Hello Readers! Welcome Justine from Here Where I Have Landed. She is one of the bloggers I’ve “met” along the way. Her musings on motherhood and life are engaging and ring authentic. Please give her a warm welcome! For more neighborly tales, please visit Amy at the The Never True Tales.

I have not been sleeping well lately. My mind whirs as I lay in bed, eyes closed, desperately yearning for the rest that evades me throughout the day. They say that insomnia is the bane of the third trimester. There’s a Karate kid inside my belly, and then there’s the restless leg syndrome that my doctor warned me about at this stage. All this is exacerbated by my inability to quiet my own mind that constantly reviews to-do lists for the next day, next week, next month. Work tasks, house chores, life changes – there’s always something.
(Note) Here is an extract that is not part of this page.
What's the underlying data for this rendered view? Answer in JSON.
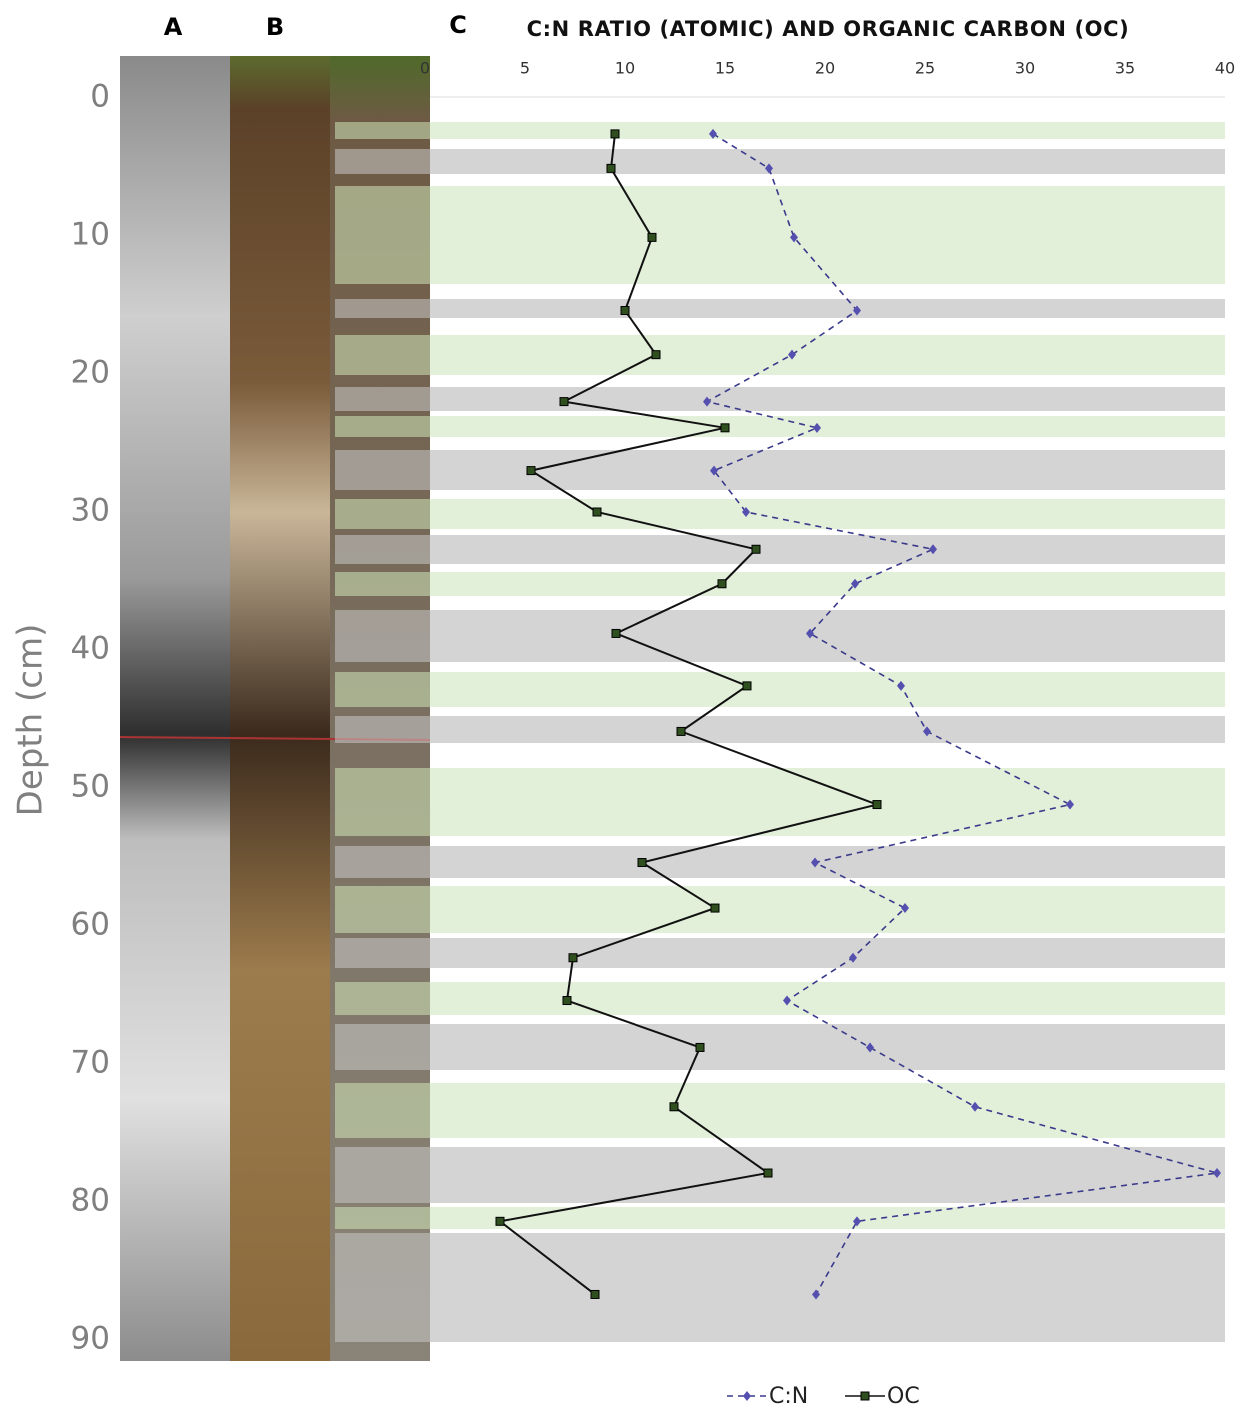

I hear my two-year-old daughter stirring on the monitor, and soon, she calls for me. Usually, we ignore her and expect her to comfort herself back to sleep to avoid nurturing the bad habit of night wakings. But this night, she is persistent, alternating “Mommy, I can’t find my baby” (her doll) with “Mommy, where are you?” It’s always mommy, but I don’t often allow myself in her room.

Her daddy sees to her nocturnal requests because he is always all business – in and out in a few minutes – and it’s settled quickly. When I go in, she will do anything to prolong my stay, ruining both our sleep. And so I keep away, even if that’s the last thing I want to do.
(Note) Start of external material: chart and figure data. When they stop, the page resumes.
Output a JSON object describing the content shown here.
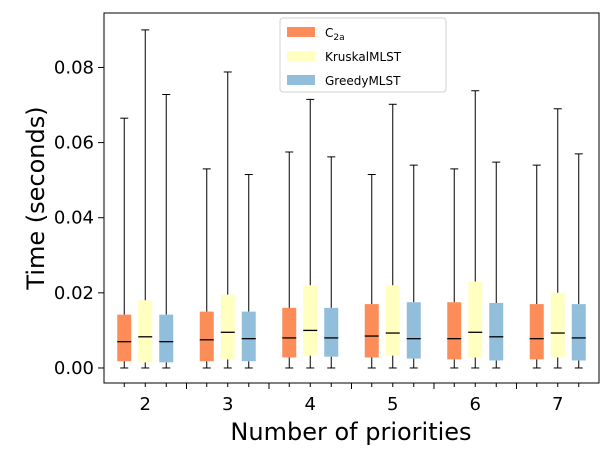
{
  "chart_data": {
    "type": "boxplot",
    "title": "",
    "xlabel": "Number of priorities",
    "ylabel": "Time (seconds)",
    "categories": [
      "2",
      "3",
      "4",
      "5",
      "6",
      "7"
    ],
    "ylim": [
      -0.004,
      0.0945
    ],
    "yticks": [
      0.0,
      0.02,
      0.04,
      0.06,
      0.08
    ],
    "ytick_labels": [
      "0.00",
      "0.02",
      "0.04",
      "0.06",
      "0.08"
    ],
    "grid": false,
    "legend_position": "top-center",
    "series": [
      {
        "name": "C2a",
        "label_main": "C",
        "label_sub": "2a",
        "color": "#fc8d59",
        "boxes": [
          {
            "whislo": 0.0,
            "q1": 0.0018,
            "med": 0.007,
            "q3": 0.0142,
            "whishi": 0.0665
          },
          {
            "whislo": 0.0,
            "q1": 0.0018,
            "med": 0.0075,
            "q3": 0.015,
            "whishi": 0.053
          },
          {
            "whislo": 0.0,
            "q1": 0.0028,
            "med": 0.008,
            "q3": 0.016,
            "whishi": 0.0575
          },
          {
            "whislo": 0.0,
            "q1": 0.0028,
            "med": 0.0085,
            "q3": 0.017,
            "whishi": 0.0515
          },
          {
            "whislo": 0.0,
            "q1": 0.0023,
            "med": 0.0078,
            "q3": 0.0175,
            "whishi": 0.053
          },
          {
            "whislo": 0.0,
            "q1": 0.0023,
            "med": 0.0078,
            "q3": 0.017,
            "whishi": 0.054
          }
        ]
      },
      {
        "name": "KruskalMLST",
        "label_main": "KruskalMLST",
        "label_sub": "",
        "color": "#ffffbf",
        "boxes": [
          {
            "whislo": 0.0,
            "q1": 0.0015,
            "med": 0.0083,
            "q3": 0.018,
            "whishi": 0.09
          },
          {
            "whislo": 0.0,
            "q1": 0.0023,
            "med": 0.0095,
            "q3": 0.0195,
            "whishi": 0.0788
          },
          {
            "whislo": 0.0,
            "q1": 0.0033,
            "med": 0.01,
            "q3": 0.022,
            "whishi": 0.0715
          },
          {
            "whislo": 0.0,
            "q1": 0.0033,
            "med": 0.0093,
            "q3": 0.022,
            "whishi": 0.0702
          },
          {
            "whislo": 0.0,
            "q1": 0.0028,
            "med": 0.0095,
            "q3": 0.023,
            "whishi": 0.0738
          },
          {
            "whislo": 0.0,
            "q1": 0.0028,
            "med": 0.0093,
            "q3": 0.02,
            "whishi": 0.069
          }
        ]
      },
      {
        "name": "GreedyMLST",
        "label_main": "GreedyMLST",
        "label_sub": "",
        "color": "#91bfdb",
        "boxes": [
          {
            "whislo": 0.0,
            "q1": 0.0015,
            "med": 0.007,
            "q3": 0.0142,
            "whishi": 0.0728
          },
          {
            "whislo": 0.0,
            "q1": 0.0018,
            "med": 0.0078,
            "q3": 0.015,
            "whishi": 0.0515
          },
          {
            "whislo": 0.0,
            "q1": 0.003,
            "med": 0.008,
            "q3": 0.016,
            "whishi": 0.0562
          },
          {
            "whislo": 0.0,
            "q1": 0.0025,
            "med": 0.0078,
            "q3": 0.0175,
            "whishi": 0.054
          },
          {
            "whislo": 0.0,
            "q1": 0.002,
            "med": 0.0083,
            "q3": 0.0173,
            "whishi": 0.0548
          },
          {
            "whislo": 0.0,
            "q1": 0.002,
            "med": 0.008,
            "q3": 0.017,
            "whishi": 0.057
          }
        ]
      }
    ]
  }
}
When we put her to bed at 7 in the evening, I don’t see her until 5pm the next day, when I pick her up from preschool after work, since I leave before anyone is awake at home. It’s better that way as we reduce the pining and the heartache of goodbyes. Although that never goes away completely either.

On this night, when sleep eludes me yet again, I defy my own rule and go to her in the dark. She is in a sleep stupor, but I know she is surprised and pleased to see me, quietly beckoning, “Lay on my bed, mommy; I scoot over.” And when I do, she says, “Sing a song, mommy.” followed by her request for a recent favorite, Hey Diddle Diddle – a song my own mom taught me when I was little.

She joins me the first time but when she asks for more, she lets my voice fill the crevices of her room as she twirls her bangs with her tiny fingers, an overt sign of tiredness that began at infancy.

After the fourth or fifth rendition, I stop and try to leave but her little hand touches my cheek with a startling tenderness. As most toddlers, hands are often the force with which they thrust themselves upon the world. They throw, they grab, they smack, they pull, they shove, but that night, they cup my face with a warm and loving gentleness that melts me: “Stay mommy; lay here next to me.” And so I do.

My head joins hers on the same pillow, our faces nearly touching as we lay adrift – she into sleep, me into the kind of peace not found in my own bed. Her steady breathing is a balm to my restless soul, clearing my head of noise and pollution. Sleep finally finds me, but before I yield to its depth, I steal away after our hug and kiss – a sure sign that she too is ready for me to leave. I may be back in my room, snuggling under my own covers, but I am embraced by the serenity on her face and the memory of her breath on my skin. Soon my mind succumbs to the night. Rest, at last.

As a working mother, I often do whatever it takes to get through the moments I’m without my daughter, but there are times when 22 hours is just too much. We’ve been at this routine for two years now and while it’s easier, it’s still not easy on us. Despite being used to pushing these feelings of unease aside, they do inevitably bubble to the surface. I can’t help it; sometimes I really just miss her. And all the distractions in the world – the restless leg, the noise in my head – aren’t enough to quell my longing for my little girl.

On days when it gets awfully tough, I think she senses it. Or perhaps she feels it too and calls to me. Except when I go to her, I realize that I’m there because I need her as much as she needs me. I used to think that being a mother means caring for my child, but my daughter has proven to me many times that it’s not always so.

Sometimes, she takes care of me too.


What are the ways your child shows that he or she cares for you? How do you deal with long days away from your child?